The report’s Finding 2.107 rightly notes that decisions about acute services are driven by funding, workforce constraints, political realities, and legacy commitments. It calls for system wide service planning responsive to local community needs and local decision-making. But again, the resourcing remains centralised, and the LHDs remain constrained.
How, then, can localised, strategic, community-informed planning occur without funding, support or recognition for the health planning profession?
It is deeply disappointing to see the work of NSW Health Infrastructure Planners and Health Service Planners so lightly dismissed. AAHP members engaged in this work are committed professionals dedicated to improving community health outcomes through evidence-informed planning.
Equally concerning is the report’s lack of attention to future demand. There is little meaningful exploration of service projections or demographic trends. The very elements the report calls for - population health analysis, demand forecasting, socio-economic profiling - are core competencies of professional health planners.

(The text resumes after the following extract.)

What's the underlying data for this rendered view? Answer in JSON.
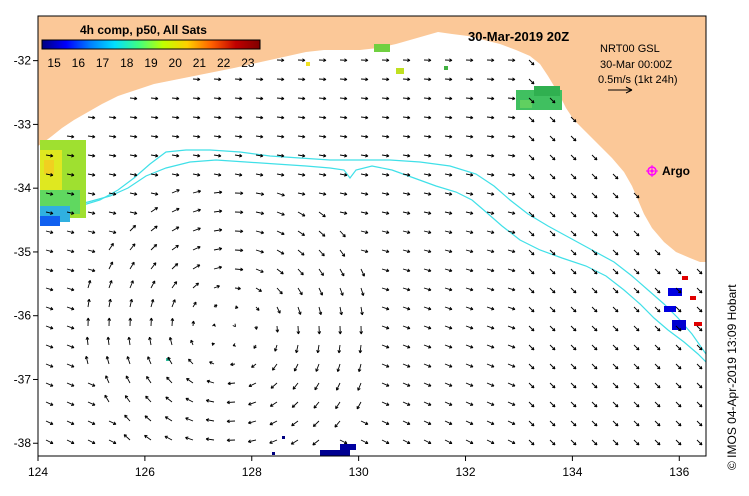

Too often, those without a health planning background overemphasise population size and overlook the importance of epidemiology, age and gender profiles, socio-economic determinants, fertility trends, and local patterns of morbidity and mortality.
Despite the high quality of the submissions and testimonies, the report fails to grapple with the true complexity of the health landscape, and the growing demands on acute services.
The solution lies in health systems planning. But planning to the standard required (the standard AAHP members deliver) needs appropriate recognition and resourcing.